Given the lack of an express state courts' factual finding, the Court accepts Petitioner's assertion that Caulkins and the state trial court did not review the elements of the offense. This claim was not presented to the state courts. In any event, given that Petitioner had seven prior convictions for similar conduct, coupled with the stipulation of facts about his conduct, if true, this fact would not necessarily invalidate his plea as the constitutional requirements for a plea colloquy are not rigid. Here, Petitioner's decision to plead guilty was a best interest plea that was based upon his criminal history and the fact that family members were going to be state witnesses at his trial. Thus, the Court concludes that the state courts' rulings on Petitioner's ineffective assistance claims are supported by the record and are reasonable application of federal law.

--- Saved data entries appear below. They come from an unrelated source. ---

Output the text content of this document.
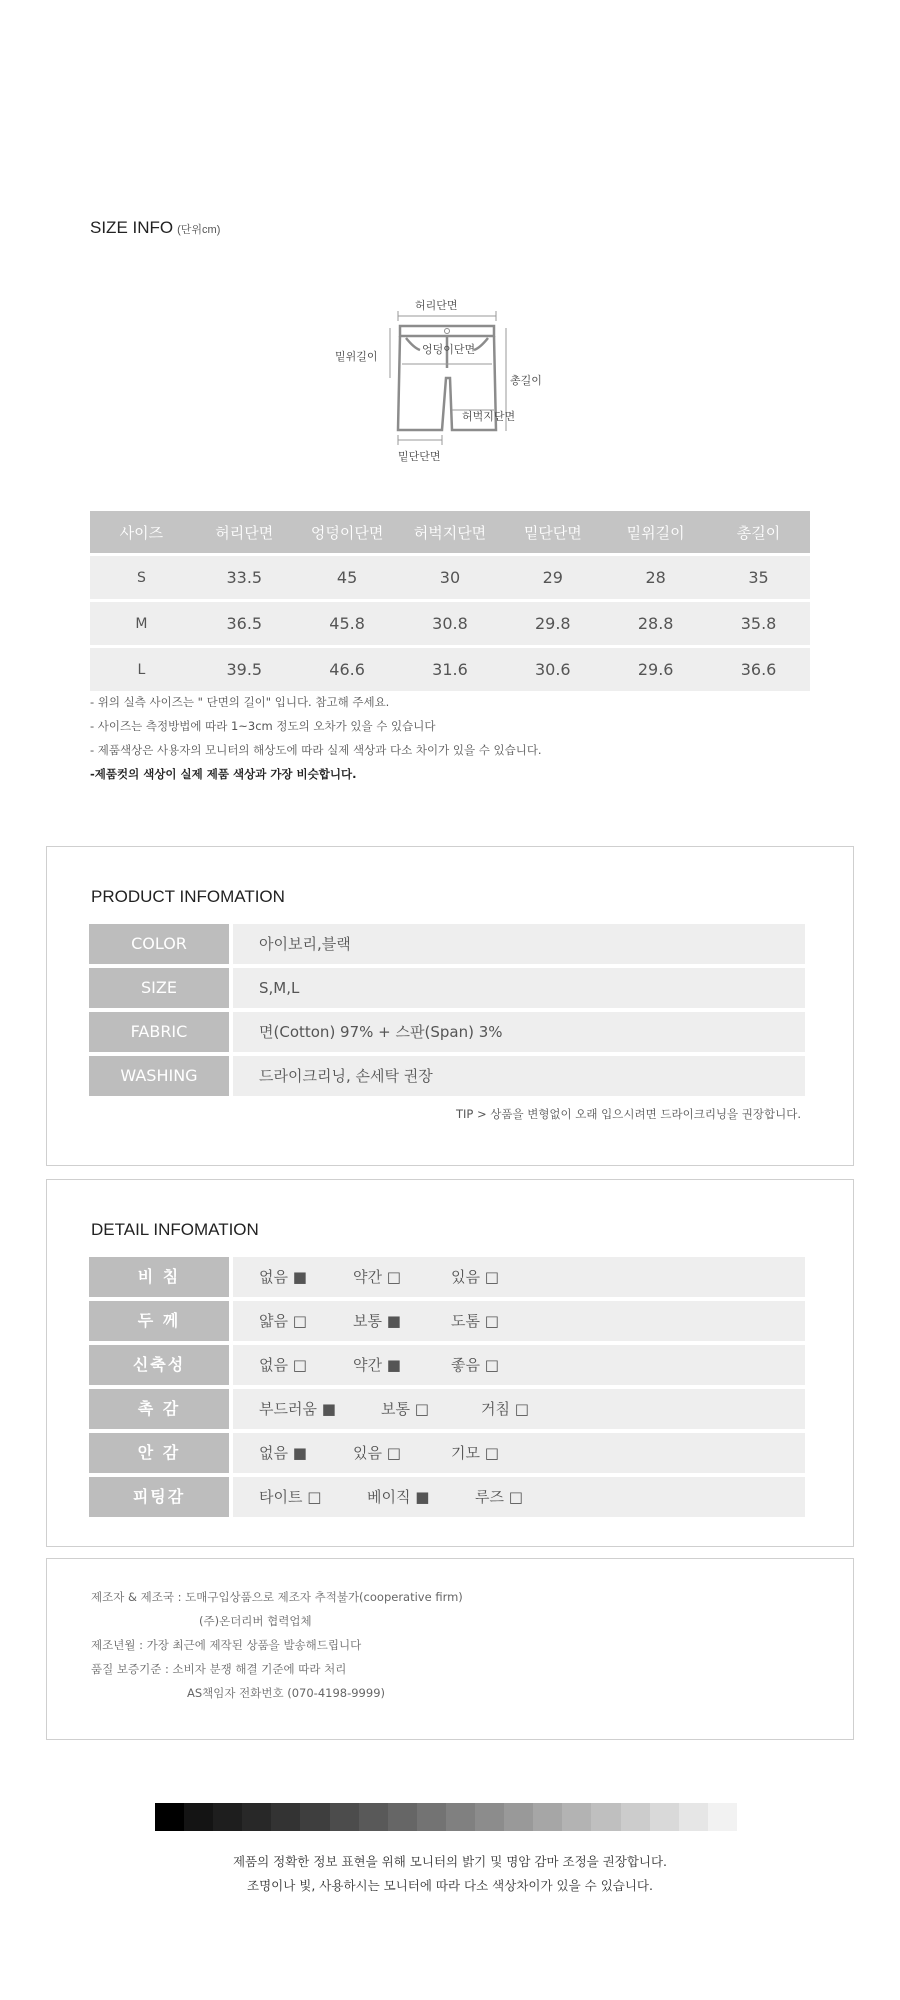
SIZE INFO (단위cm)
허리단면
엉덩이단면
밑위길이
총길이
허벅지단면
밑단단면
사이즈	허리단면	엉덩이단면	허벅지단면	밑단단면	밑위길이	총길이
S	33.5	45	30	29	28	35
M	36.5	45.8	30.8	29.8	28.8	35.8
L	39.5	46.6	31.6	30.6	29.6	36.6
- 위의 실측 사이즈는 " 단면의 길이" 입니다. 참고해 주세요.
- 사이즈는 측정방법에 따라 1~3cm 정도의 오차가 있을 수 있습니다
- 제품색상은 사용자의 모니터의 해상도에 따라 실제 색상과 다소 차이가 있을 수 있습니다.
-제품컷의 색상이 실제 제품 색상과 가장 비슷합니다.
PRODUCT INFOMATION
COLOR	아이보리,블랙
SIZE	S,M,L
FABRIC	면(Cotton) 97% + 스판(Span) 3%
WASHING	드라이크리닝, 손세탁 권장
TIP > 상품을 변형없이 오래 입으시려면 드라이크리닝을 권장합니다.
DETAIL INFOMATION
비 침	없음 ■	약간 □	있음 □
두 께	얇음 □	보통 ■	도톰 □
신축성	없음 □	약간 ■	좋음 □
촉 감	부드러움 ■	보통 □	거침 □
안 감	없음 ■	있음 □	기모 □
피팅감	타이트 □	베이직 ■	루즈 □
제조자 & 제조국 : 도매구입상품으로 제조자 추적불가(cooperative firm)
(주)온더리버 협력업체
제조년월 : 가장 최근에 제작된 상품을 발송해드립니다
품질 보증기준 : 소비자 분쟁 해결 기준에 따라 처리
AS책임자 전화번호 (070-4198-9999)
제품의 정확한 정보 표현을 위해 모니터의 밝기 및 명암 감마 조정을 권장합니다.
조명이나 빛, 사용하시는 모니터에 따라 다소 색상차이가 있을 수 있습니다.
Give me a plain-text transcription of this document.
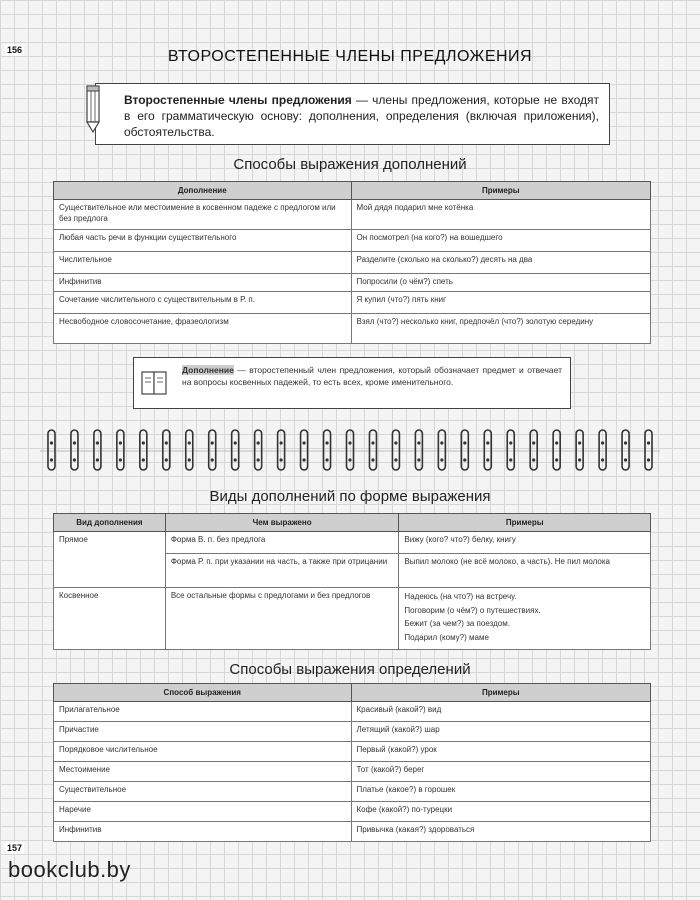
156
157
ВТОРОСТЕПЕННЫЕ ЧЛЕНЫ ПРЕДЛОЖЕНИЯ
Второстепенные члены предложения — члены предложения, которые не входят в его грамматическую основу: дополнения, определения (включая приложения), обстоятельства.
Способы выражения дополнений
Дополнение	Примеры
Существительное или местоимение в косвенном падеже с предлогом или без предлога	Мой дядя подарил мне котёнка
Любая часть речи в функции существительного	Он посмотрел (на кого?) на вошедшего
Числительное	Разделите (сколько на сколько?) десять на два
Инфинитив	Попросили (о чём?) спеть
Сочетание числительного с существительным в Р. п.	Я купил (что?) пять книг
Несвободное словосочетание, фразеологизм	Взял (что?) несколько книг, предпочёл (что?) золотую середину
Дополнение — второстепенный член предложения, который обозначает предмет и отвечает на вопросы косвенных падежей, то есть всех, кроме именительного.
Виды дополнений по форме выражения
Вид дополнения	Чем выражено	Примеры
Прямое	Форма В. п. без предлога	Вижу (кого? что?) белку, книгу
	Форма Р. п. при указании на часть, а также при отрицании	Выпил молоко (не всё молоко, а часть). Не пил молока
Косвенное	Все остальные формы с предлогами и без предлогов	Надеюсь (на что?) на встречу.
Поговорим (о чём?) о путешествиях.
Бежит (за чем?) за поездом.
Подарил (кому?) маме
Способы выражения определений
Способ выражения	Примеры
Прилагательное	Красивый (какой?) вид
Причастие	Летящий (какой?) шар
Порядковое числительное	Первый (какой?) урок
Местоимение	Тот (какой?) берег
Существительное	Платье (какое?) в горошек
Наречие	Кофе (какой?) по-турецки
Инфинитив	Привычка (какая?) здороваться
bookclub.by
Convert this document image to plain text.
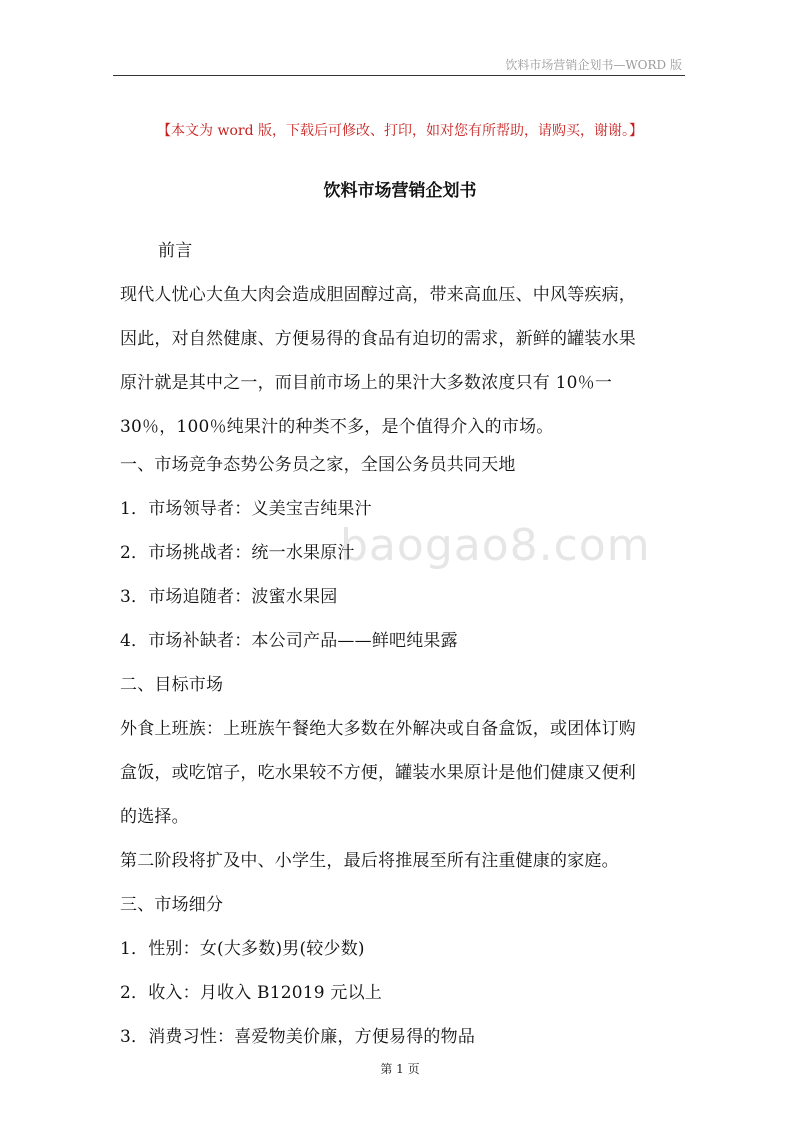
饮料市场营销企划书—WORD 版
【本文为 word 版，下载后可修改、打印，如对您有所帮助，请购买，谢谢。】
饮料市场营销企划书
baogao8.com
前言
现代人忧心大鱼大肉会造成胆固醇过高，带来高血压、中风等疾病，
因此，对自然健康、方便易得的食品有迫切的需求，新鲜的罐装水果
原汁就是其中之一，而目前市场上的果汁大多数浓度只有 10％一
30％，100％纯果汁的种类不多，是个值得介入的市场。
一、市场竞争态势公务员之家，全国公务员共同天地
1．市场领导者：义美宝吉纯果汁
2．市场挑战者：统一水果原汁
3．市场追随者：波蜜水果园
4．市场补缺者：本公司产品——鲜吧纯果露
二、目标市场
外食上班族：上班族午餐绝大多数在外解决或自备盒饭，或团体订购
盒饭，或吃馆子，吃水果较不方便，罐装水果原计是他们健康又便利
的选择。
第二阶段将扩及中、小学生，最后将推展至所有注重健康的家庭。
三、市场细分
1．性别：女(大多数)男(较少数)
2．收入：月收入 B12019 元以上
3．消费习性：喜爱物美价廉，方便易得的物品
第 1 页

Petitioner contends that the state courts unreasonably applied the prejudice prong of Strickland to his claim that his trial counsel failed to file a motion to withdraw his guilty plea. Petitioner argues that based upon state court precedents, his motion to withdraw would likely have been granted, given Petitioner's misunderstanding of the effects of the plea on his parole status. Petitioner asserts that he is only required to "show that there is a reasonable probability that, but for counsel's unprofessional errors, the result of the proceeding would have been different." Strickland, 466 U.S. at 694. Yet, the only evidence the Petitioner presented in support of his claim that he could have prevailed on his motion to withdraw his guilty plea, is his assertion and citation to state law. The best indicator that Tennessee courts would not have granted Petitioner's motion are the actual decisions of the sentencing judge and the appellate court on that contention. This Court concludes that Petitioner has not proven prejudice that the state courts finding of a lack of prejudice is unreasonable.
For these reasons, Respondent's motion to dismiss (Docket Entry No. 22), should be granted and the Petitioner's cross motion to grant the petition (Docket Entry No. 23) should be denied.
An appropriate Order is filed herewith.